Added At: 2012-04-19 10:57 PM
Last Updated At: 2012-04-19 10:57 PM
BAGDAD: Bombers struck several areas in Baghdad and north Iraq today, killing at least 37 people.
The violence stoked fears that insurgents were trying to undermine confidence in the Shiite-led government amid rising sectarian tensions. Officials said extremists launched 12 attacks in the Iraqi capital and in the cities of Kirkuk, Samarra, Baqouba, Dibis and Taji. Mortars were fired into the northern cities of Beiji and Tikrit, but no injuries were reported.
Nearly 100 people were wounded in the rapid-fire explosions that unfolded over an hour and 15 minutes. Half of the bombs struck at security forces and government officials.
There was no immediate claim of responsibility for the attacks, but Baghdad military command spokesman Col Dhia al-Wakeel said they resembled those carried out by al-Qaida.
The strikes marked the first major attacks in Iraq in nearly a month, although ongoing political battles between the Shiite-led government and top Sunni and Kurdish officials have threatened to inflame simmering sectarian disputes.

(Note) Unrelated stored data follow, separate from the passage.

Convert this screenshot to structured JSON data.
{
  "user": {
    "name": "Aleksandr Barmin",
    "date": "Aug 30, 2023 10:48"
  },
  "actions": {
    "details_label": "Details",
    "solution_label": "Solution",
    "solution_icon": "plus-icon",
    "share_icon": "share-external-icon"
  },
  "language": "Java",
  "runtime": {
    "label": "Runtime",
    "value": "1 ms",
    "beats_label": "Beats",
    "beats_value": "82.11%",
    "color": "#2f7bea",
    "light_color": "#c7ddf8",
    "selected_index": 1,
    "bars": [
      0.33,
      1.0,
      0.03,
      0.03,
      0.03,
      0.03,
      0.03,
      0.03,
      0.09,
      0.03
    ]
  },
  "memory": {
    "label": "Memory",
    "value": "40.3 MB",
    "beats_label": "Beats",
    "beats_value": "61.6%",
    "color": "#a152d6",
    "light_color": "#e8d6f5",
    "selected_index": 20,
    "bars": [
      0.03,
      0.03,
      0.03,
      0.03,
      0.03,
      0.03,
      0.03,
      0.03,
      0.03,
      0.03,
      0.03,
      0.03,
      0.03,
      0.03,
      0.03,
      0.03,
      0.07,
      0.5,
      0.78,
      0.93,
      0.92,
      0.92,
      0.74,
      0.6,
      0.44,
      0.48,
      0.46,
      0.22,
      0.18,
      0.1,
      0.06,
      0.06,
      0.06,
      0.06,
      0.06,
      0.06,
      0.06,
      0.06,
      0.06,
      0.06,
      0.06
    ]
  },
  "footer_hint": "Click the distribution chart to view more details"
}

Iraq’s Sunni Vice President, Tariq al-Hashemi, is wanted on terror charges that he says are politically motivated, and Kurdish regional leader Massoud Barzani has compared the government in Baghdad to a dictatorship. Aides to Prime Minister Nouri al-Maliki, a Shiite, have dismissed the criticism as baseless.

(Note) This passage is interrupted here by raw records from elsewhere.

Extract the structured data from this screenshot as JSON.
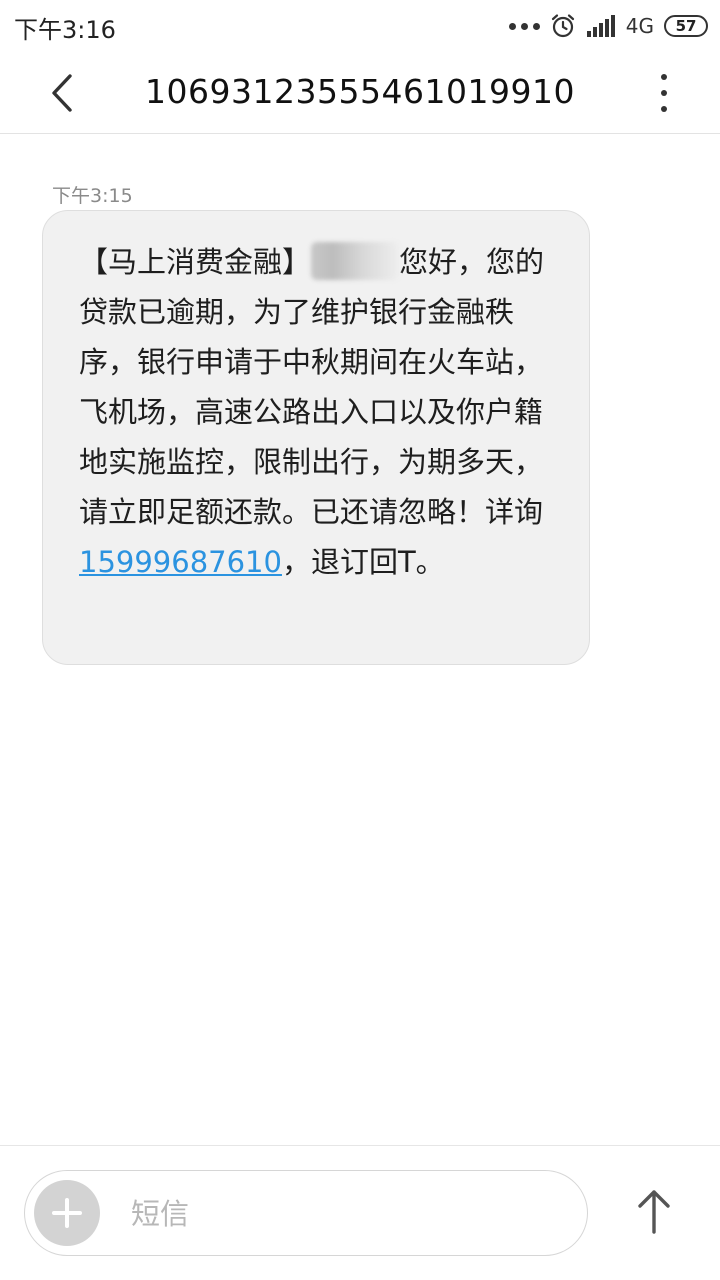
{
  "status_bar": {
    "time": "下午3:16",
    "network": "4G",
    "battery": "57"
  },
  "header": {
    "title": "10693123555461019910"
  },
  "message": {
    "time": "下午3:15",
    "line1_pre": "【马上消费金融】",
    "line1_post": "您好，您",
    "body": "的贷款已逾期，为了维护银行金融秩序，银行申请于中秋期间在火车站，飞机场，高速公路出入口以及你户籍地实施监控，限制出行，为期多天，请立即足额还款。已还请忽略！详询",
    "phone_link": "15999687610",
    "tail": "，退订回T。"
  },
  "composer": {
    "placeholder": "短信"
  },
  "colors": {
    "link": "#2b93e0",
    "bubble": "#f1f1f1"
  }
}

The single deadliest bombing today came in Dibis, near Kirkuk. Police Brig Gen Sarhad Qadir said a parked car exploded in the Sunni Arab village, killing six and wounding four.
Sunni lawmaker Hamid al Mutlaq blamed the blamed the political wrangling for what he called “Iraq’s deteriorating security. “We hold responsible all the government security forces and the leaders of the political process for today’s attacks,” he said.

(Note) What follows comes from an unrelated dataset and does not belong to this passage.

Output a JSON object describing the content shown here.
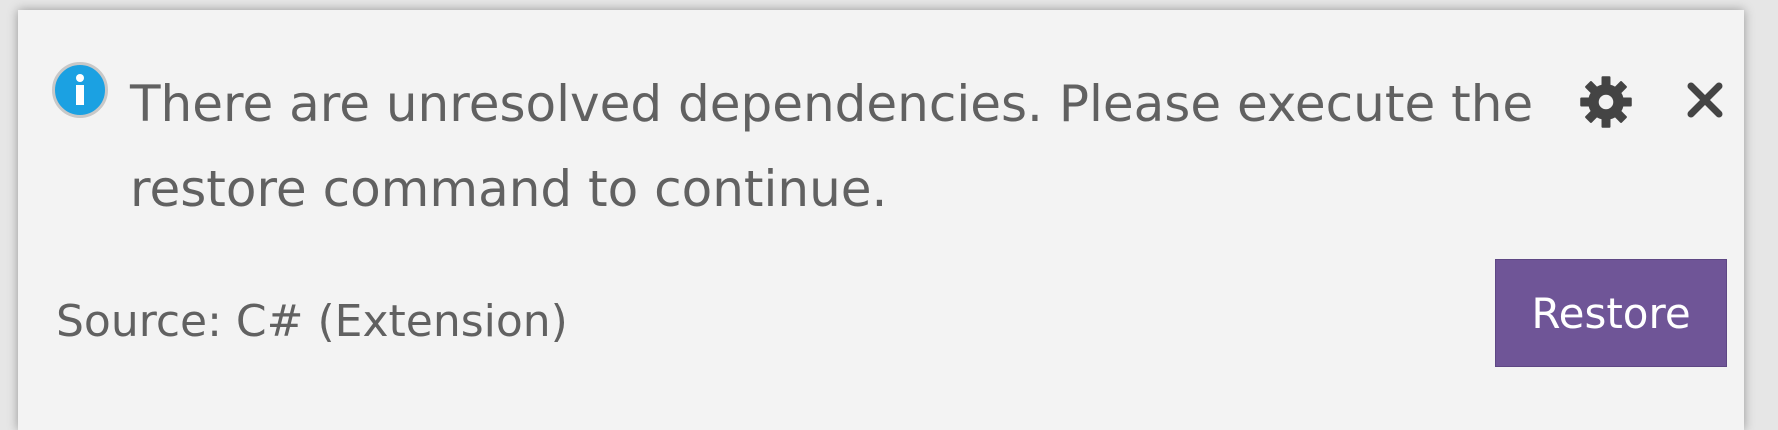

In the Diyala provincial; capital of Baqouba, a car exploded in a residential area killing one and injuring 13. Within two hours, bombs cropped up across Baghdad, killing eight.
Baghdad police said roadside bombs and car explosions targeted security patrols and the nation’s top health official, Health Minister Majeed Hamad Amin, who was not hurt in the attack, but according to police two passers-by were killed and six were wounded.
A suicide bomber blew up the car he was driving in Samarra at a checkpoint manned by the Sunni security militia that was created to help US forces fight al-Qaida. Five militiamen were killed and eight wounded in the suicide attack.